Элиза уловила дрожь в ее голосе. Она всегда оставалась с ней в доме, когда Роузи уезжала, но сейчас она сказала:
— А почему бы тебе сегодня не переночевать у нас дома? Мы можем поужинать там вместе с Томом.
Ханичайл обвила Элизу руками за талию и крепко прижалась к ней.
— О, Элиза, а можно?
— Конечно, можно, детка, — ответила Элиза и ворчливо добавила: — Можно подумать, что я оставлю тебя с ними пьяными, словно ты какая-нибудь собака.
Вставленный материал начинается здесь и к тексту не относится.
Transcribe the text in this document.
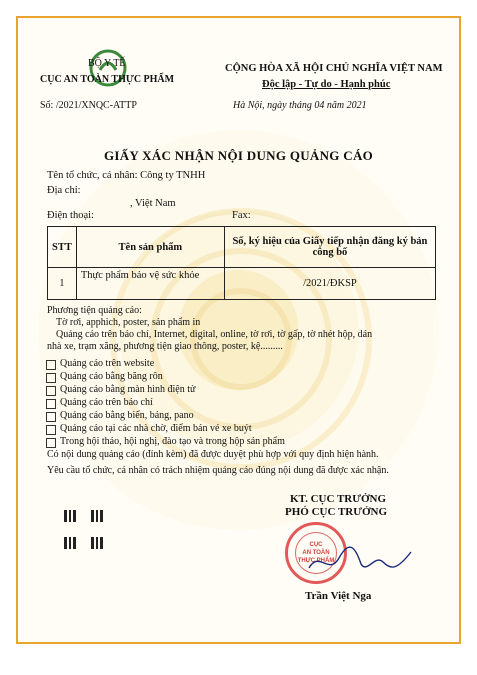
BỘ Y TẾ
CỤC AN TOÀN THỰC PHẨM
Số: /2021/XNQC-ATTP
CỘNG HÒA XÃ HỘI CHỦ NGHĨA VIỆT NAM
Độc lập - Tự do - Hạnh phúc
Hà Nội, ngày tháng 04 năm 2021
GIẤY XÁC NHẬN NỘI DUNG QUẢNG CÁO
Tên tổ chức, cá nhân: Công ty TNHH
Địa chỉ:
, Việt Nam
Điện thoại:	Fax:
STT	Tên sản phẩm	Số, ký hiệu của Giấy tiếp nhận đăng ký bản công bố
1	Thực phẩm bảo vệ sức khỏe	/2021/ĐKSP
Phương tiện quảng cáo:
Tờ rơi, apphich, poster, sản phẩm in
Quảng cáo trên báo chí, Internet, digital, online, tờ rơi, tờ gấp, tờ nhét hộp, dán
nhà xe, trạm xăng, phương tiện giao thông, poster, kệ.........
Quảng cáo trên website
Quảng cáo bằng băng rôn
Quảng cáo bằng màn hình điện tử
Quảng cáo trên báo chí
Quảng cáo bằng biển, bảng, pano
Quảng cáo tại các nhà chờ, điểm bán vé xe buýt
Trong hội thảo, hội nghị, đào tạo và trong hộp sản phẩm
Có nội dung quảng cáo (đính kèm) đã được duyệt phù hợp với quy định hiện hành.
Yêu cầu tổ chức, cá nhân có trách nhiệm quảng cáo đúng nội dung đã được xác nhận.
KT. CỤC TRƯỞNG
PHÓ CỤC TRƯỞNG
CỤC
AN TOÀN
THỰC PHẨM
Trần Việt Nga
Она ушла сказать Роузи, что забирает Ханичайл с собой.
— Иди пожелай матери спокойной ночи и поцелуй ее на сон грядущий, — приказала Элиза, вернувшись.
Ханичайл выполнила приказание и поцеловала мать в щеку.
— Вот так-то лучше, — сказала Роузи, внезапно осыпав дочь поцелуями. — Она так похожа на отца, — сентиментально вздохнув, добавила она.
Сбегая с веранды, Ханичайл даже не оглянулась.
Дом на ранчо определенно не был дворцом, но у Элизы был совсем маленький домик с крошечной кухней и удобствами во дворе. Его бревна стали серыми от времени, и Ханичайл нравилось находиться там во время грозы. Дождь барабанил по оловянной гофрированной крыше, в окно блистали молнии, а она чувствовала себя уютно и в безопасности, прижавшись к большому, мягкому телу Элизы. Она даже не возмущалась, когда Элиза храпела: лишь бы та была рядом.